Les marchés financiers commencent à perdre confiance dans la capacité de la France à rembourser. Compte tenu de l’augmentation du différentiel de taux d’intérêt entre la France et l’Allemagne, notre dette publique nous coûte de plus en plus cher. Cela réduit d’autant nos investissements potentiels pour l’éducation, les infrastructures, la recherche… C’est de la mauvaise dépense. Notons aussi que nous dépensons beaucoup, mais pas là où il faut : la dépense de fonctionnement représente 93 à 94% de nos comptes. Or, l’économie mondiale se transforme rapidement. La France n’investit pas assez pour développer son appareil industriel.

Comment résorber cette situation, selon vous ?

Le point central, c’est le contrôle de la dépense. Elle représente 57% du PIB, neuf points de plus que la moyenne de la zone euro. C’est un vrai problème. Rappelons que 25% de la dépense publique, ce sont les retraites. Quand j’entends que l’on veut revenir sur la réforme des retraites, c’est hallucinatoire. En réalité, nous allons être obligés d’allonger l’âge de départ… En outre, de plus en plus de rapports montrent qu’il existe entre 13 et 15 milliards de fraudes, uniquement sur la Sécurité sociale. Une reprise en main est nécessaire, tout comme sur les collectivités locales.
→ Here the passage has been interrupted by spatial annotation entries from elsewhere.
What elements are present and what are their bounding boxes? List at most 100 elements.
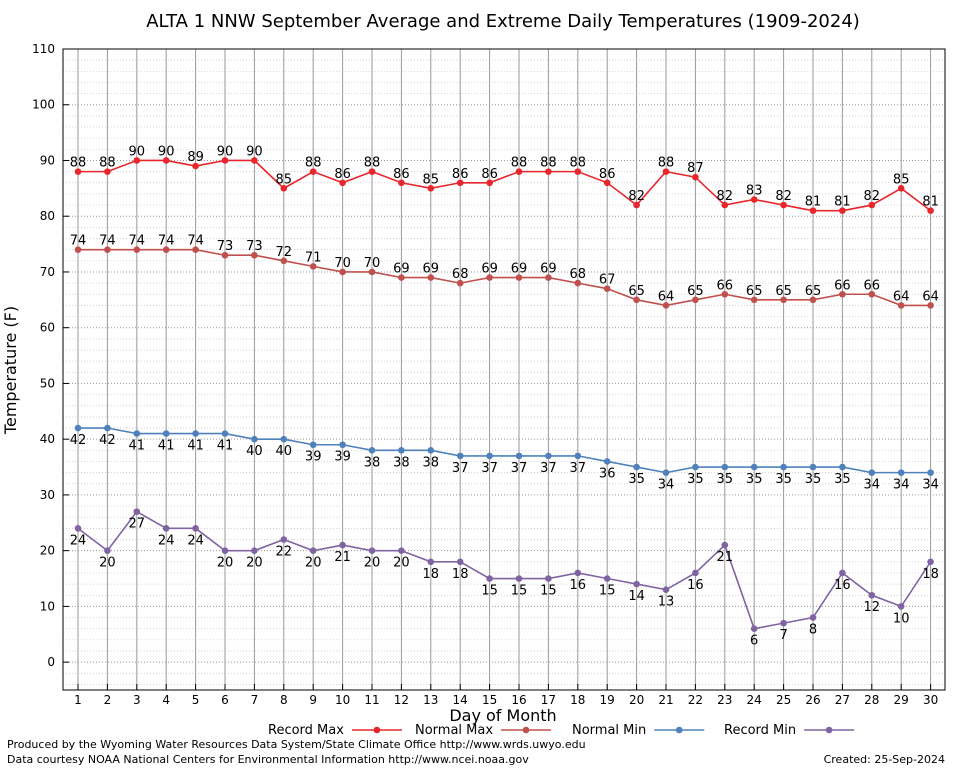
data-point <box>750 625 758 632</box>
data-label: 10 <box>893 611 910 626</box>
data-label: 74 <box>158 234 175 249</box>
data-point <box>456 452 464 460</box>
data-label: 81 <box>922 195 939 210</box>
data-point <box>603 179 611 187</box>
data-label: 73 <box>246 239 263 254</box>
y-axis-label: Temperature (F) <box>1 306 20 435</box>
y-tick-label: 60 <box>40 321 55 335</box>
data-point <box>721 463 729 471</box>
data-label: 34 <box>658 478 675 493</box>
data-point <box>721 290 729 298</box>
legend-label: Record Max <box>268 723 344 738</box>
data-label: 88 <box>540 156 557 171</box>
data-point <box>780 201 787 209</box>
data-label: 73 <box>217 239 234 254</box>
data-label: 38 <box>393 455 410 470</box>
legend-label: Record Min <box>724 723 796 738</box>
data-point <box>133 508 141 515</box>
data-label: 41 <box>158 439 175 454</box>
data-label: 85 <box>423 172 440 187</box>
data-point <box>280 257 288 265</box>
data-label: 64 <box>922 289 939 304</box>
data-point <box>251 251 258 259</box>
data-label: 35 <box>687 472 704 487</box>
series-line <box>78 248 931 307</box>
data-point <box>486 575 493 582</box>
data-point <box>780 619 787 627</box>
y-tick-label: 30 <box>40 488 55 502</box>
data-point <box>662 586 670 593</box>
data-point <box>603 575 611 582</box>
data-point <box>192 162 199 170</box>
x-tick-label: 6 <box>221 693 229 707</box>
x-tick-label: 20 <box>629 693 644 707</box>
data-point <box>515 274 523 281</box>
data-label: 83 <box>746 183 763 198</box>
data-point <box>868 201 876 209</box>
data-label: 88 <box>658 156 675 171</box>
x-tick-label: 8 <box>280 693 288 707</box>
x-tick-label: 5 <box>192 693 200 707</box>
data-point <box>398 447 405 454</box>
data-point <box>839 207 846 214</box>
data-point <box>104 168 111 175</box>
data-label: 18 <box>423 567 440 582</box>
plot-frame <box>62 48 946 691</box>
data-point <box>104 547 111 554</box>
data-point <box>897 603 905 610</box>
data-label: 88 <box>570 156 587 171</box>
data-label: 88 <box>511 156 528 171</box>
data-label: 88 <box>70 156 87 171</box>
data-label: 70 <box>364 256 381 271</box>
data-label: 34 <box>893 478 910 493</box>
data-label: 90 <box>129 144 146 159</box>
data-point <box>104 424 111 432</box>
data-point <box>427 185 435 192</box>
data-point <box>133 430 141 437</box>
data-point <box>162 157 170 164</box>
data-label: 65 <box>687 284 704 299</box>
data-label: 88 <box>364 156 381 171</box>
data-point <box>868 469 876 476</box>
data-label: 18 <box>922 567 939 582</box>
legend-swatch-marker <box>373 726 381 734</box>
data-point <box>839 290 846 298</box>
x-tick-label: 3 <box>133 693 141 707</box>
data-point <box>574 279 582 287</box>
data-label: 81 <box>805 195 822 210</box>
series-line <box>77 510 932 630</box>
data-label: 85 <box>276 172 293 187</box>
data-point <box>309 263 317 270</box>
data-label: 88 <box>305 156 322 171</box>
data-label: 39 <box>305 450 322 465</box>
data-label: 81 <box>834 195 851 210</box>
data-label: 86 <box>599 167 616 182</box>
series-normal-max: 74 74 74 74 74 73 73 72 71 70 70 69 69 68 69 69 69 68 67 65… <box>70 234 939 309</box>
data-point <box>74 168 82 175</box>
data-point <box>427 274 435 281</box>
data-point <box>309 547 317 554</box>
data-label: 85 <box>893 172 910 187</box>
data-label: 66 <box>864 278 881 293</box>
data-point <box>545 274 552 281</box>
data-point <box>574 168 582 175</box>
data-label: 37 <box>570 461 587 476</box>
data-point <box>897 185 905 192</box>
x-tick-label: 24 <box>747 693 762 707</box>
data-label: 35 <box>717 472 734 487</box>
data-point <box>545 168 552 175</box>
data-label: 82 <box>775 189 792 204</box>
data-point <box>251 435 258 443</box>
data-label: 20 <box>364 556 381 571</box>
y-tick-label: 90 <box>40 153 55 167</box>
data-label: 41 <box>129 439 146 454</box>
data-point <box>927 469 934 476</box>
data-point <box>339 441 346 449</box>
data-point <box>721 201 729 209</box>
data-point <box>339 179 346 187</box>
data-point <box>868 591 876 599</box>
data-label: 74 <box>187 234 204 249</box>
y-tick-label: 50 <box>40 376 55 390</box>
Quid d’une hausse des impôts, mesure dont parle déjà le gouvernement de Michel Barnier pour augmenter les recettes ?

Pour qu’un plan de réduction du déficit ne casse pas l’activité économique, il doit être divisé en deux : 80% de baisse de dépenses pour 20% de hausses d’impôts. La France doit baisser son déficit de 25 milliards d’euros par an pendant trois ans pour revenir dans les clous. En appliquant ces proportions, cela signifie baisser la dépense de 20 milliards par an, et augmenter les impôts de cinq milliards chaque année. Pour y parvenir, nous pouvons imaginer des hausses de la CSG, de la TVA… Et, pour des raisons symboliques, une augmentation de l’impôt sur les très riches. Nous allons tous passer à la caisse.